The world is getting ever more interrelated in all areas economic. It is getting ever more connected electronically. It is starting to realize that there are global problems that face us all. In such a new world, the idea that Cuba is a threat to the U.S, that Cuba is subversive, is ridiculous. What could Cuba possibly do to the U.S? Let's see, provide the world's best cigars, some fantastic culture, a new market, great athletic talent and of course a wonderful place to visit. The U.S. can offer Cuba so much. Take a look at a map of the Caribbean; Cuba sits there right in the middle dominating the region. To pretend it is not there or a threat shows how entrenched thinking can obstruct seeing clearly.

Marshall McLuhan famously said that "Most people drive down the freeway of life looking in the rear view mirror." Everyone can tell you their story.

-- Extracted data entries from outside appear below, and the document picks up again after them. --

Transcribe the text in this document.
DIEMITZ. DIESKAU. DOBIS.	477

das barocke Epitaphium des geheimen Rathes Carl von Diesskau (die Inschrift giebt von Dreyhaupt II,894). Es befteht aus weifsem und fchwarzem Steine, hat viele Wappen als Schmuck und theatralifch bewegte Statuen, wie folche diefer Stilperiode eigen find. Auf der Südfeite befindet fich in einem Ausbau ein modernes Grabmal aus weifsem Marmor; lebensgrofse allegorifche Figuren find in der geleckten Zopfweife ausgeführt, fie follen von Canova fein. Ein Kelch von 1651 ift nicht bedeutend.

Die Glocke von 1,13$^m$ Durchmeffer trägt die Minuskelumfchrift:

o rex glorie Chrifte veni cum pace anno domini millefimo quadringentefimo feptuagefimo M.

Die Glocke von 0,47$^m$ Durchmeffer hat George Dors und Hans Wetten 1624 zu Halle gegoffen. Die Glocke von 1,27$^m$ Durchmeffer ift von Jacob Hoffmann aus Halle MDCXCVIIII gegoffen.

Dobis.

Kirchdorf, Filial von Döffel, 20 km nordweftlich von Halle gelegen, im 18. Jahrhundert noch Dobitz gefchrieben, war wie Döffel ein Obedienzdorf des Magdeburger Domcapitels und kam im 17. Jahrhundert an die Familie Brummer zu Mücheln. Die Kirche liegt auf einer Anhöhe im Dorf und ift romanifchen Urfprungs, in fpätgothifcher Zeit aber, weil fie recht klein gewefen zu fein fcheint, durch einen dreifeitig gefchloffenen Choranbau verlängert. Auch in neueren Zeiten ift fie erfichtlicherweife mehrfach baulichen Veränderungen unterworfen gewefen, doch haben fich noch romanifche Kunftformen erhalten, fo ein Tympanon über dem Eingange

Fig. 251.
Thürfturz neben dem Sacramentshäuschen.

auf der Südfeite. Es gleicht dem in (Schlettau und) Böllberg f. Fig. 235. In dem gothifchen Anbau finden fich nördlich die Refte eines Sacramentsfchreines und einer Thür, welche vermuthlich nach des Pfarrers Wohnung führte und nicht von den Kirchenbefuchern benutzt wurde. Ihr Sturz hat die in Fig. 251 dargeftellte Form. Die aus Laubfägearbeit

Everyone can tell you the history of their lives. What he meant was that few people really look straight ahead and face the future. This can easily describe the mindset of the federal government as it pertains to Cuba during the last 15 years. Politicians always need bogeymen for the citizens to be scared of, and we have let them do so with great success. But to look at Cuba as a threat, a stance continued and amplified by the Bush administration, shows nothing more than holding on to the past at the cost of seeing the future clearly.

Cuba is a prime example of the dynamic still prevalent in both governmental policy and the perceptions of the populace at large to continue to look through the lens of 20th century constructs and filters when looking at the present. As I wrote months ago ina column about the bail-out of the Big Three auto companies, the Big Three define the 20th century auto industry, one predicated solely on the ICE (Internal Combustion Engine) and if we wanted to invest in last century's auto industry we should do the same for what will be the 21st century's auto industry. The 20th century is history, it is no longer the time in which we live.

We are now almost a decade into the 21st Century, so it is time to shed the filters of that century that block us from seeing the present clearly, and face the future that is rushing toward us. Complete normalization of relations with Cuba is just one of the many actions we must take to do so. Tentative first steps can feel risky, but they are the essential beginnings we must take to face the new age we are now entering.